Pelosi probably couldn’t have chosen a less controversial climate symbol than the Paris deal. A poll released last July by the Chicago Council on Global Affairs showed that 68% of registered voters wanted the United States to stay in the accord. Among likely Democratic voters, polls show near-consensus levels of support that justify Paris’ place in the early talking points of presidential hopefuls.

Meanwhile, the Green New Deal, an ambitious resolution introduced early this year in the House by freshman Rep. Alexandria Ocasio-Cortez (D-N.Y.), has exposed fault lines within Pelosi’s Democratic caucus. The resolution pairs a massive investment in low-carbon infrastructure with an overhaul of the U.S. welfare state. And its author has been at odds at times with Pelosi, who famously dismissed the blueprint as "the Green Dream."

While the Green New Deal has become a Republican punching bag in recent months, H.R. 9 has 224 co-sponsors.

Castor told E&E News she hoped the bill would be "a unifying effort, and hopefully we’ll have a good number of Republicans." Rep. Brian Fitzpatrick (R-Pa.) told E&E News yesterday that he intends to vote for the measure.

But while it’s uncontroversial, Sara Jordan, clean energy program director at the League of Conservation Voters, said it was meaningful that Pelosi included the Paris bill in her first 10 priorities.

"I think she has really come out of the gates fast with this new majority in the House," she said of Pelosi. "This vote this week is just another step in a lot of climate progress that she has led since becoming speaker again."

She noted that House committees have held 30 hearings on climate change since January.

But Erich Pica, president of Friends of the Earth, said the new Democratic majority would be judged on its ability to close an "aspirational gap" on climate change, rather than clinging to Obama-era policies that he said were inadequate in light of the technological and scientific advances of the last decade.

"I think that there is a policy inertia within the Democratic Party right now, particularly in the House," said Pica, who has been critical of the Paris Agreement.

While he didn’t criticize Pelosi for moving the Paris legislation first, Pica said H.R. 9 must be followed with more substantive climate action.

"I think Pelosi should put up a repeal of the oil and gas tax breaks fossil fuel subsidy bill like she did with H.R. 6," he said, referring to provisions stripped from the 2007 energy law. "There are a number of bills like that that she could put up that I think would force hard votes."

But forcing hard votes is precisely what Pelosi is trying to avoid.

Ten years ago, Pelosi presided over House passage of a cap-and-trade bill that would never see a vote in the then-Democratic-controlled Senate. Instead, Republicans used the vote to help them seize control of the House. Pelosi didn’t touch the gavel again until January.

Pelosi has been unclear about whether she plans to bring future climate legislation to the floor. Castor said House Democrats weren’t planning any stand-alone climate bills in the short term, but two other legislative packages offered a chance to address the issue.

The first would be a large infrastructure package, which was discussed yesterday at the White House. "It has to be clean and green," she said (E&E News PM, April 30).

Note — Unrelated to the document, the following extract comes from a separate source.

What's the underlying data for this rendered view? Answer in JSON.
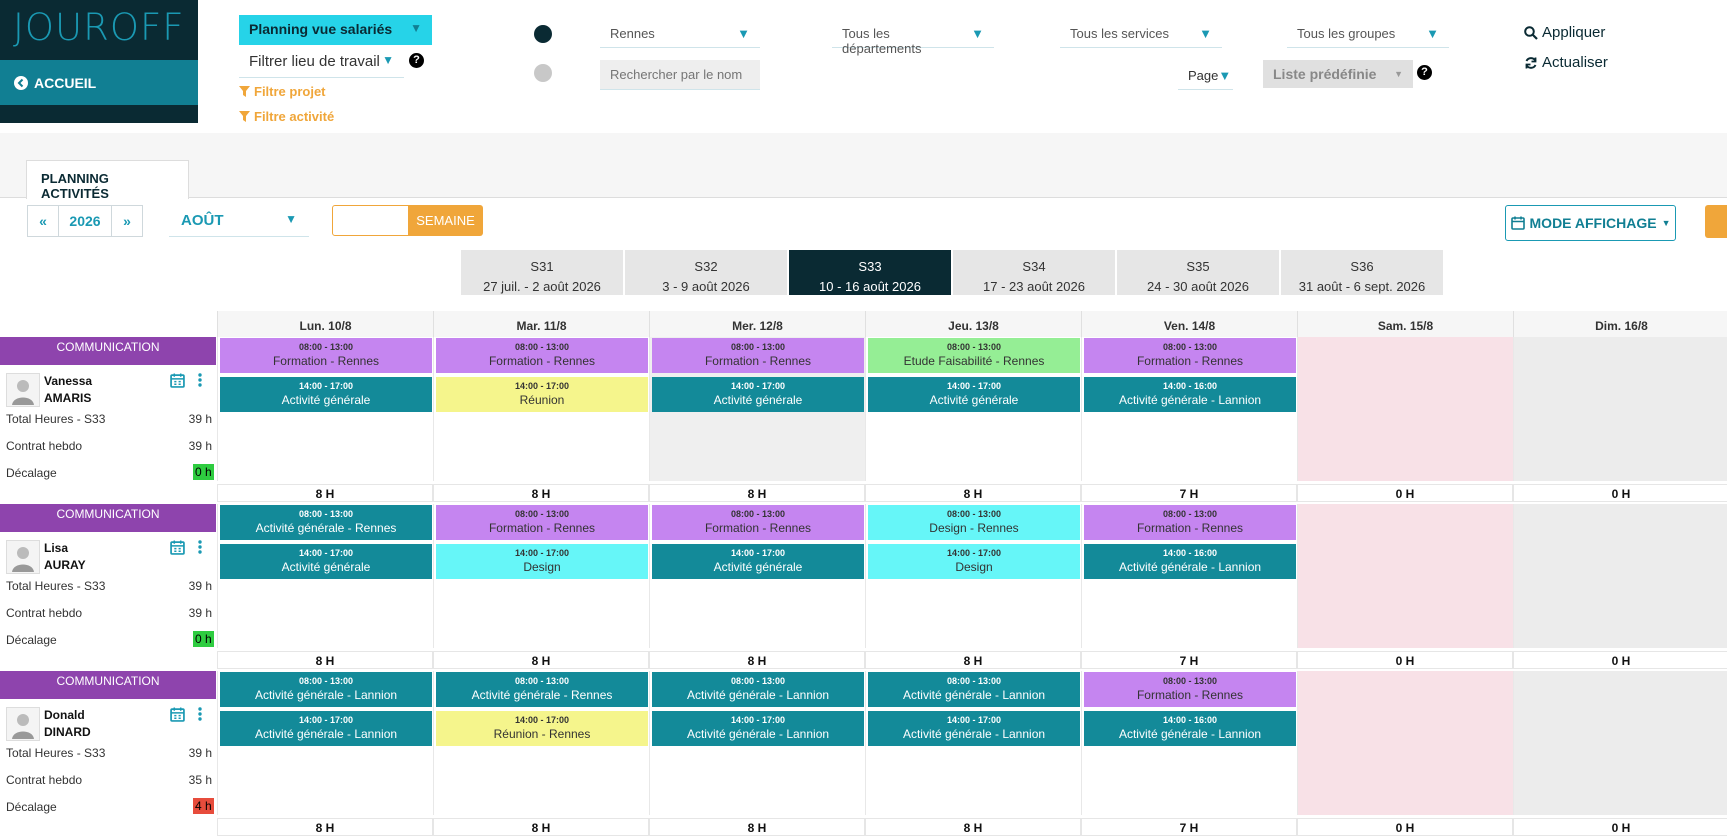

The second would be through the annual appropriations process, which might include more funding for items such as clean energy research and development.

Casten of Illinois suggested that his party concentrate these next two years on combining incremental climate bills into one "coherent policy."

That way, if Democrats retake the upper chamber, "on day one of the 117th session, we have something that we can get through the Senate."

Correction: An earlier version of this story misidentified Sara Jordan of the League of Conservation Voters.